In a masterclass a few years ago, violist Roberto Diaz said that he never practiced for large amounts of time anymore.  This wasn't because he didn't want to, but because his schedule was too busy and he had a young child, who demanded his constant attention.  He instead set a timer for 10-15 minutes when he had time, set a goal, and did his best to accomplish that task.  While you may not be strapped for time in the same way, how can you get quality movement and quality practice in your day?  How can you have a more forgiving approach towards your work, music-making, and exercise?  Maybe it means getting off the subway one stop earlier and walking for 10 minutes, or practicing technique for 10 minutes before a rehearsal.  Maybe it means taking an audition that has terrible odds, but is your dream job.  Maybe it's doing 10 minutes of yoga or meditation or lunges or squats (or whatever your thing is!) when you can.  Where is this all or nothing attitude permeating your music-making and your approach to practice and success?

Success doesn't have to be running a marathon or winning a big audition* and changes don't have to be extreme to have huge benefits in your life.

*And if you want more on this idea of redefining success, I highly recommend Carol Dweck's book, Mindset.
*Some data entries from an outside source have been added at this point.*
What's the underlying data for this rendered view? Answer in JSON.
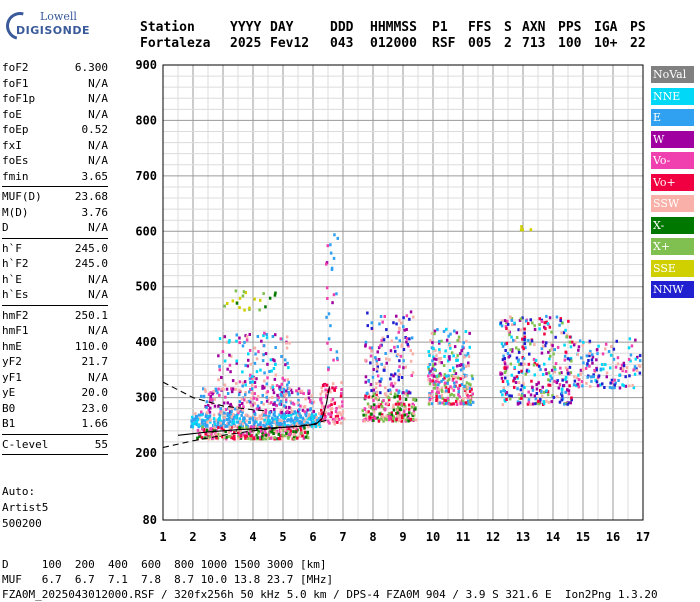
{
  "logo": {
    "line1": "Lowell",
    "line2": "DIGISONDE"
  },
  "header": {
    "labels": [
      "Station",
      "YYYY",
      "DAY",
      "DDD",
      "HHMMSS",
      "P1",
      "FFS",
      "S",
      "AXN",
      "PPS",
      "IGA",
      "PS"
    ],
    "values": [
      "Fortaleza",
      "2025",
      "Fev12",
      "043",
      "012000",
      "RSF",
      "005",
      "2",
      "713",
      "100",
      "10+",
      "22"
    ]
  },
  "params_group1": [
    {
      "name": "foF2",
      "value": "6.300"
    },
    {
      "name": "foF1",
      "value": "N/A"
    },
    {
      "name": "foF1p",
      "value": "N/A"
    },
    {
      "name": "foE",
      "value": "N/A"
    },
    {
      "name": "foEp",
      "value": "0.52"
    },
    {
      "name": "fxI",
      "value": "N/A"
    },
    {
      "name": "foEs",
      "value": "N/A"
    },
    {
      "name": "fmin",
      "value": "3.65"
    }
  ],
  "params_group2": [
    {
      "name": "MUF(D)",
      "value": "23.68"
    },
    {
      "name": "M(D)",
      "value": "3.76"
    },
    {
      "name": "D",
      "value": "N/A"
    }
  ],
  "params_group3": [
    {
      "name": "h`F",
      "value": "245.0"
    },
    {
      "name": "h`F2",
      "value": "245.0"
    },
    {
      "name": "h`E",
      "value": "N/A"
    },
    {
      "name": "h`Es",
      "value": "N/A"
    }
  ],
  "params_group4": [
    {
      "name": "hmF2",
      "value": "250.1"
    },
    {
      "name": "hmF1",
      "value": "N/A"
    },
    {
      "name": "hmE",
      "value": "110.0"
    },
    {
      "name": "yF2",
      "value": "21.7"
    },
    {
      "name": "yF1",
      "value": "N/A"
    },
    {
      "name": "yE",
      "value": "20.0"
    },
    {
      "name": "B0",
      "value": "23.0"
    },
    {
      "name": "B1",
      "value": "1.66"
    }
  ],
  "params_group5": [
    {
      "name": "C-level",
      "value": "55"
    }
  ],
  "auto": {
    "line1": "Auto:",
    "line2": "Artist5",
    "line3": "500200"
  },
  "footer": {
    "d_line": "D     100  200  400  600  800 1000 1500 3000 [km]",
    "muf_line": "MUF   6.7  6.7  7.1  7.8  8.7 10.0 13.8 23.7 [MHz]",
    "file_line": "FZA0M_2025043012000.RSF / 320fx256h 50 kHz 5.0 km / DPS-4 FZA0M 904 / 3.9 S 321.6 E  Ion2Png 1.3.20"
  },
  "legend": [
    {
      "label": "NoVal",
      "color": "#808080"
    },
    {
      "label": "NNE",
      "color": "#00d8f8"
    },
    {
      "label": "E",
      "color": "#30a0f0"
    },
    {
      "label": "W",
      "color": "#a000a0"
    },
    {
      "label": "Vo-",
      "color": "#f040b0"
    },
    {
      "label": "Vo+",
      "color": "#f00040"
    },
    {
      "label": "SSW",
      "color": "#f8b0a8"
    },
    {
      "label": "X-",
      "color": "#007800"
    },
    {
      "label": "X+",
      "color": "#80c050"
    },
    {
      "label": "SSE",
      "color": "#d0d000"
    },
    {
      "label": "NNW",
      "color": "#2020d0"
    }
  ],
  "chart_data": {
    "type": "scatter",
    "xlim": [
      1,
      17
    ],
    "ylim": [
      80,
      900
    ],
    "x_ticks": [
      "1",
      "2",
      "3",
      "4",
      "5",
      "6",
      "7",
      "8",
      "9",
      "10",
      "11",
      "12",
      "13",
      "14",
      "15",
      "16",
      "17"
    ],
    "y_ticks": [
      {
        "v": 80,
        "label": "80"
      },
      {
        "v": 200,
        "label": "200"
      },
      {
        "v": 300,
        "label": "300"
      },
      {
        "v": 400,
        "label": "400"
      },
      {
        "v": 500,
        "label": "500"
      },
      {
        "v": 600,
        "label": "600"
      },
      {
        "v": 700,
        "label": "700"
      },
      {
        "v": 800,
        "label": "800"
      },
      {
        "v": 900,
        "label": "900"
      }
    ],
    "y_minor_step": 20,
    "x_minor_step": 0.5,
    "grid": true,
    "clusters": [
      {
        "x": [
          1.9,
          6.3
        ],
        "y": [
          250,
          275
        ],
        "n": 420,
        "colors": [
          "#30a0f0",
          "#00d8f8",
          "#f8b0a8",
          "#30a0f0"
        ]
      },
      {
        "x": [
          2.1,
          5.8
        ],
        "y": [
          228,
          250
        ],
        "n": 260,
        "colors": [
          "#f00040",
          "#f040b0",
          "#007800",
          "#80c050",
          "#f8b0a8"
        ]
      },
      {
        "x": [
          2.2,
          6.0
        ],
        "y": [
          275,
          320
        ],
        "n": 220,
        "colors": [
          "#f8b0a8",
          "#f040b0",
          "#a000a0",
          "#30a0f0"
        ]
      },
      {
        "x": [
          2.8,
          5.2
        ],
        "y": [
          320,
          420
        ],
        "n": 120,
        "colors": [
          "#a000a0",
          "#f040b0",
          "#30a0f0",
          "#f8b0a8",
          "#00d8f8"
        ]
      },
      {
        "x": [
          6.2,
          7.0
        ],
        "y": [
          255,
          330
        ],
        "n": 90,
        "colors": [
          "#f8b0a8",
          "#f00040",
          "#f040b0"
        ]
      },
      {
        "x": [
          7.6,
          9.4
        ],
        "y": [
          260,
          310
        ],
        "n": 200,
        "colors": [
          "#f8b0a8",
          "#f00040",
          "#f040b0",
          "#007800",
          "#80c050"
        ]
      },
      {
        "x": [
          7.7,
          9.3
        ],
        "y": [
          310,
          460
        ],
        "n": 140,
        "colors": [
          "#2020d0",
          "#a000a0",
          "#30a0f0",
          "#f040b0",
          "#f8b0a8"
        ]
      },
      {
        "x": [
          9.8,
          11.3
        ],
        "y": [
          290,
          345
        ],
        "n": 170,
        "colors": [
          "#f8b0a8",
          "#f00040",
          "#f040b0",
          "#80c050",
          "#30a0f0"
        ]
      },
      {
        "x": [
          9.8,
          11.2
        ],
        "y": [
          340,
          430
        ],
        "n": 110,
        "colors": [
          "#30a0f0",
          "#00d8f8",
          "#80c050",
          "#a000a0",
          "#f8b0a8"
        ]
      },
      {
        "x": [
          12.2,
          14.6
        ],
        "y": [
          290,
          450
        ],
        "n": 330,
        "colors": [
          "#30a0f0",
          "#2020d0",
          "#a000a0",
          "#f040b0",
          "#f8b0a8",
          "#00d8f8",
          "#f00040",
          "#80c050"
        ]
      },
      {
        "x": [
          14.6,
          16.9
        ],
        "y": [
          320,
          410
        ],
        "n": 140,
        "colors": [
          "#30a0f0",
          "#f8b0a8",
          "#f040b0",
          "#a000a0",
          "#00d8f8",
          "#2020d0"
        ]
      },
      {
        "x": [
          3.0,
          4.8
        ],
        "y": [
          460,
          500
        ],
        "n": 22,
        "colors": [
          "#d0d000",
          "#80c050",
          "#007800"
        ]
      },
      {
        "x": [
          6.4,
          6.8
        ],
        "y": [
          350,
          600
        ],
        "n": 28,
        "colors": [
          "#a000a0",
          "#f040b0",
          "#30a0f0"
        ]
      },
      {
        "x": [
          12.8,
          13.3
        ],
        "y": [
          605,
          620
        ],
        "n": 4,
        "colors": [
          "#d0d000"
        ]
      }
    ],
    "trace_solid": [
      [
        1.5,
        232
      ],
      [
        2.5,
        238
      ],
      [
        3.5,
        242
      ],
      [
        4.5,
        245
      ],
      [
        5.5,
        248
      ],
      [
        6.1,
        252
      ],
      [
        6.3,
        262
      ],
      [
        6.45,
        290
      ],
      [
        6.55,
        320
      ]
    ],
    "trace_dashed_lower": [
      [
        1,
        210
      ],
      [
        2,
        222
      ],
      [
        3,
        232
      ],
      [
        4,
        240
      ],
      [
        5,
        246
      ],
      [
        6,
        252
      ],
      [
        6.5,
        260
      ]
    ],
    "trace_dashed_upper": [
      [
        1,
        328
      ],
      [
        2,
        300
      ],
      [
        3,
        285
      ],
      [
        4,
        278
      ],
      [
        4.5,
        276
      ]
    ]
  }
}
It definitely gives a larger context to auditions, competition, and perceived failure.


So How Much Do You Actually Sit?

Last week, we looked at sitting, and how to do it, well, better.  Perhaps with more ease, with new awareness of the body, of where we sit...now it's time to look at how frequently we sit.  Here are some questions I pose to you, not to say that there's a right or wrong answer, but just to give insight into your movement patterns.

Let's look at these questions from the perspective of an average day:

Few of us sit with this awareness of alignment...

Few of us sit with this awareness of alignment...

1) How many hours a day do you spend sitting to practice?

2) How many hours a day do you spend sitting to rehearse (small ensemble, large ensemble, etc.)?

3) How much time do you spend sitting in a car (bus, train, public transportation)?

4) How much time do you spend sitting on a couch or chair to use a computer?

5) How much time do you spend sitting (or melting) on a couch or chair to watch TV?

6) How much time do you spend sitting in order to teach/conduct/coach/etc?

7) How much time do you spend sitting to eat?

8) Do you sit to exercise (i.e., cycling, spinning, rowing, etc) and how much?

For most people, the sum total of the above questions is somewhere between 10-15 hours.  Now, the counter questions.

9) How much do you walk a day?  (miles or minutes)

10) What areas of your body consistently cause you pain or discomfort?

11) Do you have one sided pain?  Have you been told that your injury is "normal wear and tear," even though it's one sided pain?

If you're a cellist, harpist, pianist, or another instrumentalist that sits while playing, you're logging a lot of repetitive time in sitting!

If you're a cellist, harpist, pianist, or another instrumentalist that sits while playing, you're logging a lot of repetitive time in sitting!

12) Do changes in chairs, beds, pillows, car seats, etc., cause long lasting back,neck, and hip pain?

13) How much do you exercise?

So most of us try to undo the 10-15 hours of sitting with an hour of vigorous exercise, and then assume that everything will be ok.  Unfortunately, that's not really how it works.  The problem with sitting is not only the frequency (of sitting), but also that we sit in almost the exact same position every day all of the time.  Obviously, to play an instrument, that position may be necessary, but do you really need to sit as much as you do?   What about sitting in different positions, outside of chairs, on the floor, cross legged...our chairs are crutches in a way, reinforcing poor movement patterns.  Take a moment to notice how much you sit, how you sit, and perhaps a few ways you could just sit less.